La semana anterior habían ocurrido en Madrid los hechos del 11-M en la estación de Atocha, a partir de los cuales el país inició la cuesta abajo que aún sufrimos. Entre las bodas a celebrar ese día en el registro civil habían dos con cierto paralelismo, pues ambas eran de muchachas de la misma edad y nacionalidad, físicamente muy parecidas, tenían el mismo nombre de pila y ejercían la misma profesión.
Una de estas las bodas lo era entre una de estas muchachas rusas y un muchachote argentino, ambos compañeros de trabajo, sólo que él trabajaba en el “control de puerta” y ella dentro, en un elegante local en Barcelona, al lado de un hotel.


Ninguna de las muchachas que allí trabajaban tenía nada que envidiar a las participantes de los concursos de miss universo, por eso los precios no eran aptos para todos los públicos, ya fuera invitarlas a una copa para simplemente charlar o ya fuera acudir al hotel de al lado, pues ambos negocios estaban dedicados, casi en su integridad, a los muchos ejecutivos que visitan, a lo largo del año, los distintos eventos de la Feria de Barcelona, donde corre el dinero y donde el cierre de contratos solía celebrarse tomando unas copas y algo más a cargo de la empresa.
El segurata argentino era un tipo alto, fuerte, moreno, con el pelo largo, negro, ondulado y con un bigote y perilla que, junto con la forma de vestir, le daban el aspecto de uno de los tres mosqueteros de la novela de Alejandro Dumas.
La chica, como tantas, una belleza eslava.

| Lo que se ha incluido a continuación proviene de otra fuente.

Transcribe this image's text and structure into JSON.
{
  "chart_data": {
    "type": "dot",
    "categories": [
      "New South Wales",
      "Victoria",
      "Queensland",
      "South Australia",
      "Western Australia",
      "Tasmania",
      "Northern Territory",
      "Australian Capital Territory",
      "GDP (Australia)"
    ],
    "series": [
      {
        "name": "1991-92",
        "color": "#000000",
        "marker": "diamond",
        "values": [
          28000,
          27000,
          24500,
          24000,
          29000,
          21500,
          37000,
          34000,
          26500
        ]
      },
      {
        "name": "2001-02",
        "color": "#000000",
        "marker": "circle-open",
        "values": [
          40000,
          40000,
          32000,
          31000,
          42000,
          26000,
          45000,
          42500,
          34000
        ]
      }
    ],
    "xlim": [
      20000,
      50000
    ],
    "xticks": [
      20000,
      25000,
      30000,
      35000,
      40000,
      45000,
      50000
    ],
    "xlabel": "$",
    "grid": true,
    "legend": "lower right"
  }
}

No habían transcurrido aún 15 años desde el derrumbe de la URSS y Europa Occidental estaba ya inundada por decenas o cientos de miles de aquellas muchachas; triste final para un imperio que en su derrota tuvo que recurrir a ese triste “trabajo” de sus mujeres jóvenes.
El segurata argentino se había enamorado de la muchacha y ambos decidieron casarse. A la boda vinieron algunas de las amigas compañeras de trabajo de ella y los amigos de él, todo era alegría en ese momento. Cuando los contrayentes se pusieron en pie para dar el sí, el juez sustituto notó que la muchacha estaba avanzadamente embarazada y entonces Su Señoría pensó que bueno, que estos matrimonios pueden funcionar bien si se rompe con la vida anterior y más ahora que están esperando un hijo.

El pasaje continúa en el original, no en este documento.